Home » 社員日記 » なぜ山に登るのか? そこにあったからかも。
4月
25

近頃の平地はも意外と気温が上がらず、桜の開花を目の前にしつつ
季節の移り変わりの足踏みが続いている感もございますが、
山間部では雪解けも進み、この秋田の地においてもいよいよ
無雪期登山の季節がやってまいりました。
登山口まで自家用車でアプローチしつつ、早速ピークを目指します。

一番最近は、秋田市近郊の太平山系、前岳まで足を運んでみました。
装備と体力を考慮すると私はここまでが限界なのですが、
行き交う他の登山家の皆様は容赦なくその奥に鎮座する中岳方面にも
足を伸ばしておられるようでした。いずれは私も…。

また、トレイルランニング愛好家の方々は、軽量装備を生かして
小気味よく歩を進めておられましたが、極めつけは、どう考えても
水や食料はおろか、片手に鈴しか持っていない状態で
山を登っておられた御仁、です。
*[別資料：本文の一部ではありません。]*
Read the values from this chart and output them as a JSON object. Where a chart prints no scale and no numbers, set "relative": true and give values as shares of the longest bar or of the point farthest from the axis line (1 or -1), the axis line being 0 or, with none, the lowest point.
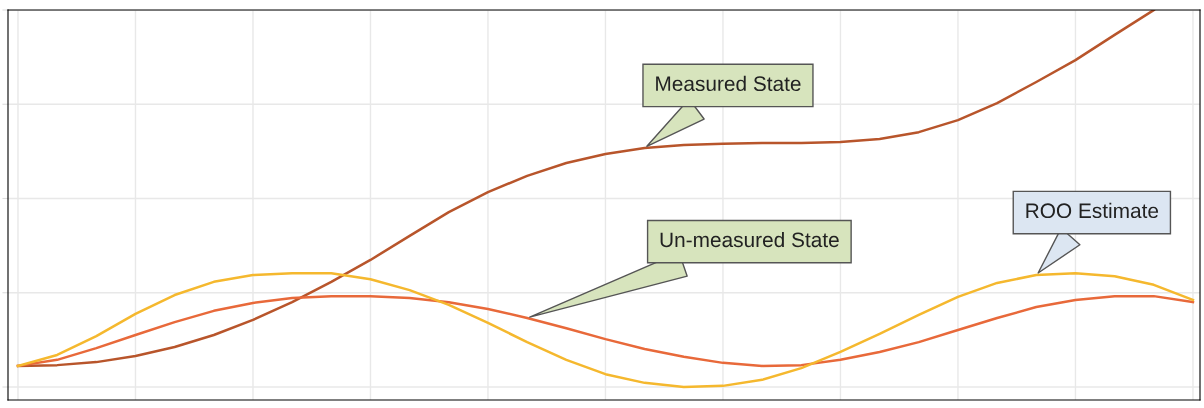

ご立派。
体力やスタイル、行動範囲も人それぞれ。
山中は、割と世間の縮図的な見方、も出来てしまいます。

折角なので、ICTに関連した話題を無理矢理提供します。

昨年から使用しているiPhone用アプリ「ヤマレコ」。
山行ログの保存と管理に重宝してます。
国土地理院の1:25,000地形図データをロードし、記録スタート。
(この時、機内モードにしないと電池減りまくりで酷い目に遭う)
行動中、GPSと連動しておよその現在地がわかるようになってます。
折々でのポイント通過時間やiPhoneで撮った写真も記録に加えることで、
後での振り返りが楽で、分かりやすい山行記録が出来上がります。
私は昔取った杵柄状態で、地形図が読めます(断言)。
ただ、手軽さと機能の利便性など総合的に考えて、
今や手放せないツールと化してます。

一昔前はGPSロガー専用機があり、それ自体が高価であったことや、
あくまで緯度経度しか把握できず、記録自体は別のデータと紐づけして
管理しなければならない煩雑さもありましたが、今はスマートフォンで
機能を集約して利用、管理ができるようになりました。
このGPS、遭難事故を考えると、今後も有用性が期待できます。
某自動車用品の小売チェーン運営企業では、GPSと連動して
ご高齢者の見守りを行えるサービスを提供しようとされております。
何かの記事で、これを拡張することで登山者向けの「見守り」もできる、
的な話もありました。

技術の進歩で、街のしがらみや喧噪から離れた…と思っていても
GPSで居場所を掴まれてしまう…その裏返しとして山間部であっても
遭難時の発見が早まると考えると、やっぱり世の中は等価交換、
トレードオフの相関関係が大概を占めているんだなぁ、と思った
春の日でした。

登山届は出しておきましょう(自戒の念も込めて)。